Seven of the world’s largest multilateral development banks (MDBs) provided climate financing totalling $61.6 billion (£47bn) in 2019.
Low and middle-income economies received around 67% – or $41.5 billion (£32bn) – of the total funding for projects.
The seven banks are: the African Development Bank (AfDB), the Asian Development Bank (ADB), the European Bank for Reconstruction and Development (EBRD), the European Investment Bank (EIB), the Inter-American Development Bank Group (IDB Group), the World Bank Group (WGB) and the Islamic Development Bank (IsDB).
Around $46.6 billion (£36bn) – or 76% of total financing for the year – was devoted to climate change mitigation investments aimed at reducing harmful greenhouse gas emissions. Out of this, 59% went to low and middle-income countries.
The remaining $15 billion (£11bn) – or 24% – was invested in adaptation efforts to help countries build resilience to the mounting impacts of climate change, including worsening droughts and more extreme weather events, such as flooding and rising sea levels.
A total of 93% of this financing support low and middle-income economies.
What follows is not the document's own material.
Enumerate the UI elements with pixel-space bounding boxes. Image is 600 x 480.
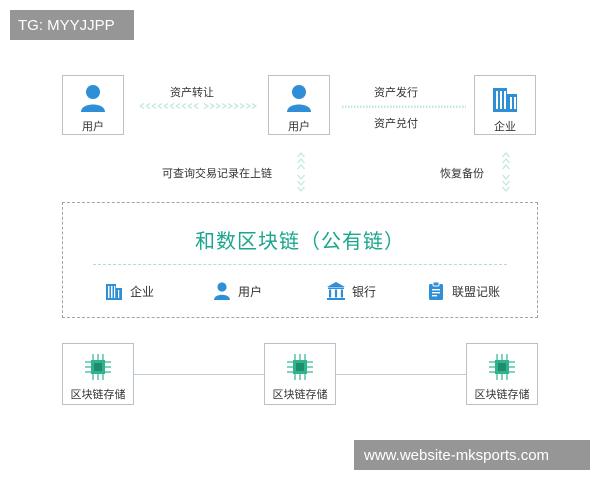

EIB Vice President Emma Navarro, responsible for climate action and the environment said: “MDBs have a key role to play in ensuring a green recovery that is inclusive and aligned with the Paris Agreement. The report published today shows that our MDB family is on track to meet our commitments to scale up support for climate change mitigation and adaptation projects.
“At the EIB, we are determined to continue our strong contribution to those efforts. Last year, our bank represented one-third of total MDB climate finance, and around half of our financing in low and middle-income countries targeted climate action projects. As the EU climate bank, we stand ready to work with our MDB peers and other stakeholders to support a green recovery in every country where we work.”